Twitter Communions: Cutting-edge digital mission or theological nonsense?

Is it really communion if people are taking part online?Reuters

Communion services on social media like Twitter "compromise the integrity of the sacrament", according to a report to be considered by the Methodist Conference later this month.

The high-level report from the denomination's Faith and Order Committee recommends that ministers are banned from celebrating communion using "electronic means of communication". It is likely to prove highly controversial as more churches are experimenting with ways of involving people remotely in worship.

The report follows an attempt by Methodist minister the Rev Tim Ross in 2010 to hold a Twitter Communion. His idea was to tweet a series of prayers which those following the service could say out loud before typing 'Amen' at the end and partaking of the elements at the appropriate point. However, he cancelled the service after pressure from Church authorities and the matter was passed to the Methodist Faith and Order Committee, which has just submitted the report.

Among other things, the report says that while there can be some flexibility about how the Lord's Supper is celebrated, some elements are non-negotiable: "For example, the integrity of the Lord's Supper would be compromised by the gratuitous use of pizza and Coca-Cola instead of bread and wine."

It says that a physical gathering-together of God's people, sharing bread and wine in the same place, is necessary for a Communion service to be valid, saying: "An electronic means of communication, by its very nature, does not physically gather Christians together to celebrate the Lord's Supper and so fails to represent symbolically what the sacrament signifies."

It concludes that: "it is not possible theologically to recognise 'remote communion' ... as being truly the sacrament of the Lord's Supper as this has been received in the Methodist Church".

However, the committee has been criticised for failing to grasp the nature of online community.

Tim Ross told Christian Today that he was "naturally a little disappointed" at the recommendation. "From my perspective, the idea behind remote Communion reinforces the unity of the Church Catholic," he said. "It's a symbolic statement that the Church of Christ is not defined by a parochial togetherness in time and space, but by its universal unity in Christ who, though the power of the Spirit, is always and everywhere present."

He warned that as pressure on ministerial resources grew the question of how to meet people's sacramental needs would become more urgent. "Rather than establishing tight and confining practices, it might be more helpful, at this critical time in the Methodist Church's life, to find a kind of constructive flexibility that will allow room for experiment and see where the God of surprises may lead us," he said.

The move was also criticised by theologians who specialise in social media.
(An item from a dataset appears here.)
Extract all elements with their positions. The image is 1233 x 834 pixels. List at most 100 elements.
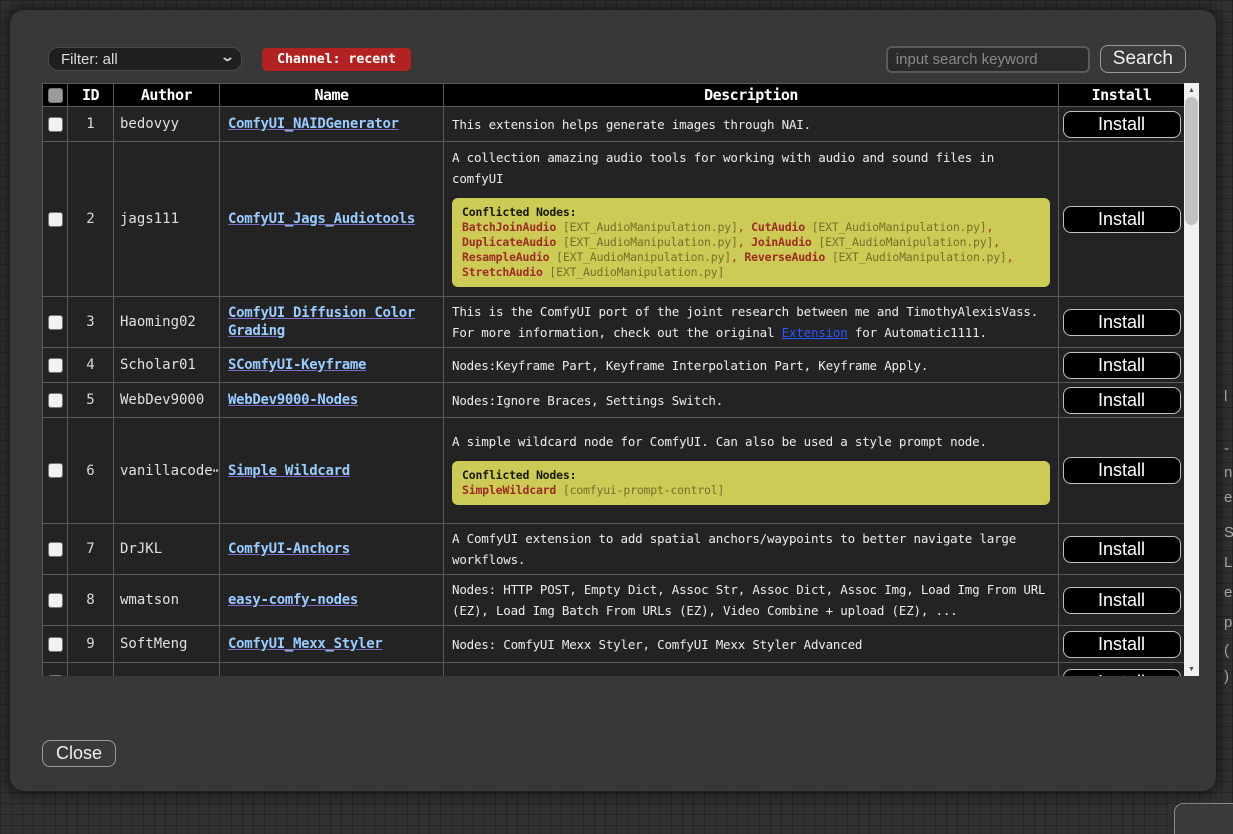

Dr Bex Lewis, a research fellow in the CODEC Research Centre for Digital Theology noted that radio stations had broadcast Communion services in which people were encouraged to take part at home for years. She said that she "struggled to understand" why an online Communion would be inappropriate.

She told Christian Today: "In many ways, it is part of a larger debate about the 'reality' of online space. For many of those in the younger generation in particular, online/offline have become redundant terms – let alone virtual/real – as the two seamlessly interweave.

"I can understand the concerns that people have, but I'm yet to be convinced."

Methodist theologian Rev Dr Peter Phillips, himself a former secretary of the Faith and Order Committee and CODEC's director of research, said that the problem lay in the understanding and practice of communion among mainline denominations.

"As long as you believe that a priest or minister must preside at Communion, as these denominations do in varying degrees, and that presiding means performing certain acts, including the taking, blessing, breaking and distributing of the bread and wine, then that act must be done by a real flesh and blood president who can only be located in a real, physical place," he said.

Phillips said that Communion was "both local and translocal" and "a place where time and space combine in worshipping God": "To limit Communion to a local flesh and blood celebration makes a mockery of that."

He added that "while it is true that physical presence seems to be the best way for humans to experience mutual presence with one another, it is wrong to say that it is the only form of presence. We are can be present, even in attenuated form, through the telephone, through Skype, through video."

Phillips concluded that "of course" God could bless bread and wine located in different places and that people in different places could be united in one act of worship.

"The specific problem here is that the Methodist Church, and the other main denominations, cannot fit that to their normal practice and to change that practice would fundamentally undermine key aspects of the way that the Church is managed and Communion celebrated within their churches," he said.